We hear a lot about “best practice”, but what does it mean in the context of SQL Server? Wikipedia describes best practice as follows:
A best practice is a method or technique that has been generally accepted as superior to any alternatives because it produces results that are superior to those achieved by other means or because it has become a standard way of doing things, e.g., a standard way of complying with legal or ethical requirements.
We will take a high-level look at high availability and disaster recovery, an important part of database management and administration and a good example of how a certain way of doing things has become a standard. Then we will discuss what it means to implement a best practice for disaster recovery.
High Availability
There are many ways to achieve high availability (HA) — the idea that our database has zero (or close to zero) downtime — and usually this is dictated by our budget. We want business continuity in the face of planned and unplanned downtime. This may take the form of database mirroring, Availability Groups, clustering, or log shipping.
Disaster Recovery
Disaster recovery (DR) is slightly different. It assumes that a disaster has occurred, our highly-available environment has gone down, and now the clock is ticking. Company losses are mounting by the minute.
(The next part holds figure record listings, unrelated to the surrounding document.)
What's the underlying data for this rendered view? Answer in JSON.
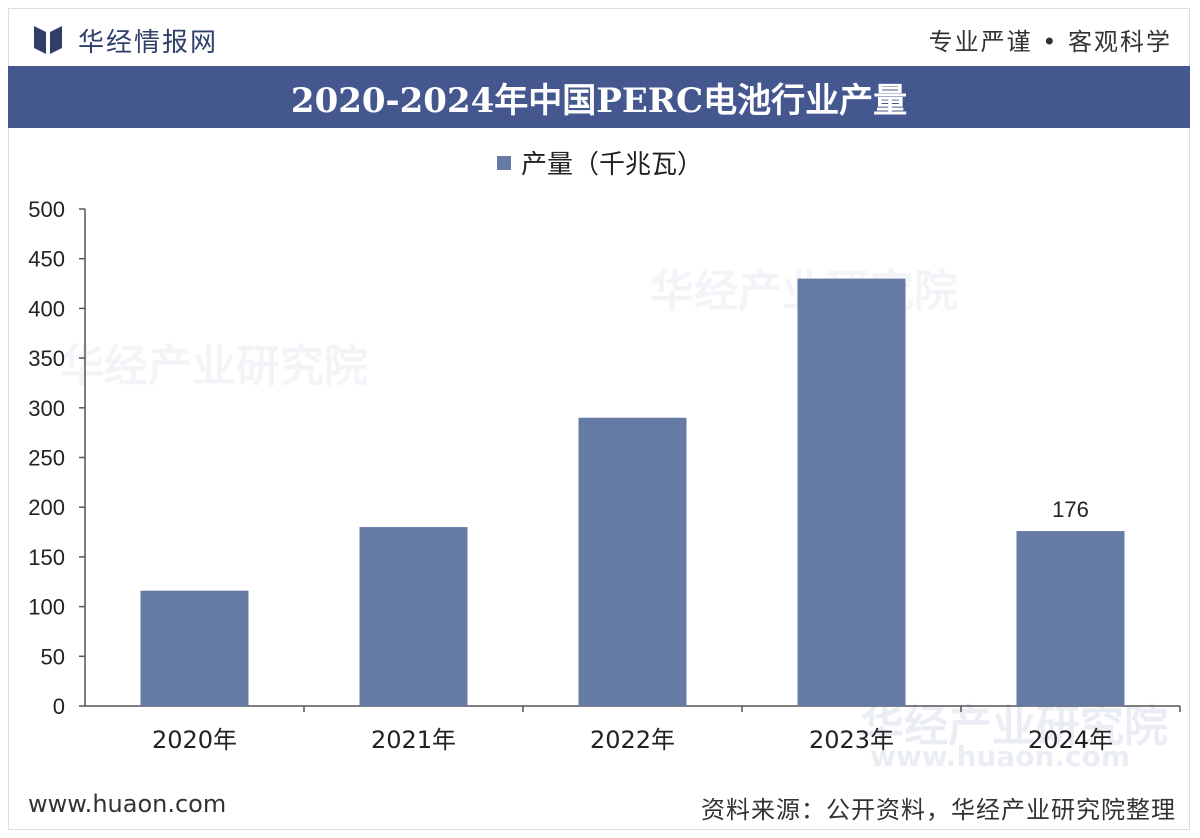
{
  "header": {
    "brand": "华经情报网",
    "tagline": "专业严谨 • 客观科学",
    "title": "2020-2024年中国PERC电池行业产量"
  },
  "watermark": {
    "text": "华经产业研究院",
    "url": "www.huaon.com"
  },
  "footer": {
    "url": "www.huaon.com",
    "source": "资料来源：公开资料，华经产业研究院整理"
  },
  "colors": {
    "bar": "#667aa6",
    "banner": "#44588f"
  },
  "chart_data": {
    "type": "bar",
    "title": "2020-2024年中国PERC电池行业产量",
    "categories": [
      "2020年",
      "2021年",
      "2022年",
      "2023年",
      "2024年"
    ],
    "series": [
      {
        "name": "产量（千兆瓦）",
        "values": [
          116,
          180,
          290,
          430,
          176
        ]
      }
    ],
    "data_labels": [
      {
        "index": 4,
        "text": "176"
      }
    ],
    "y_ticks": [
      0,
      50,
      100,
      150,
      200,
      250,
      300,
      350,
      400,
      450,
      500
    ],
    "ylim": [
      0,
      500
    ],
    "grid": false,
    "legend": "top-center"
  }
}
How this affects me, the DBA
HA/DR is usually expressed in a Service Level Agreement using two terms:
- RPO, or recovery point objective: the maximum amount of data loss allowed by the business.
- RTO, or recovery time objective: the maximum amount of time it should take to recover from a disaster.
What we want is a reliable, predictable and repeatable disaster recovery plan, even if we have a high availability solution that has never failed before. If our Availability Group doesn’t fail over cleanly, or the drive array is on fire, or that Windows Update managed to kill the network interface, we need to roll up our sleeves and activate the DR plan.
So, according to guidance, that means having regular full backups, differential backups, and transaction log backups ready to restore at a moment’s notice, right? Yes, but that’s not where our job stops.
Putting our best foot forward
This is where best practice comes in. It’s all very well having a good disaster recovery plan, but it’s useless if we don’t test it. Best practice in this case would be having both a good backup strategy and a methodology to make sure our DR plan is tested often, so that when something goes wrong, we have a script to follow. That way we will be able to recover with a small RPO and a short RTO, so that business is impacted as little as possible.
We call this a Run Book. Anyone in our organisation should be able to follow the script and perform a successful recovery.
What if we are incapacitated in some way, or in my case recently, stuck on an aircraft with no access to the Internet? What if the only person who is able to restore the environment is the CEO after hearing that her building is on fire?
Our backups must not only be stored securely somewhere (and in my post last week, I provided a budget-friendly solution on how to do off-site backups), but we should be able to restore to a known point in time, within the recovery time objective, losing as little data as possible.
Our run book should be clear enough so that the person who is testing the disaster recovery plan understands it so as not to ask us questions.
Earlier we saw the word “superior” repeated in the definition of best practice. A superior solution doesn’t need to be the most expensive one, using the latest and greatest tools. A run book could be an Excel file containing enough information to rebuild a server and locate magical scripts in the cloud that are tested weekly.
Know the problem we’re trying to solve. Build a solution that is practical and cost-effective for our environment. Test and iterate until it is flawless. That’s best practice.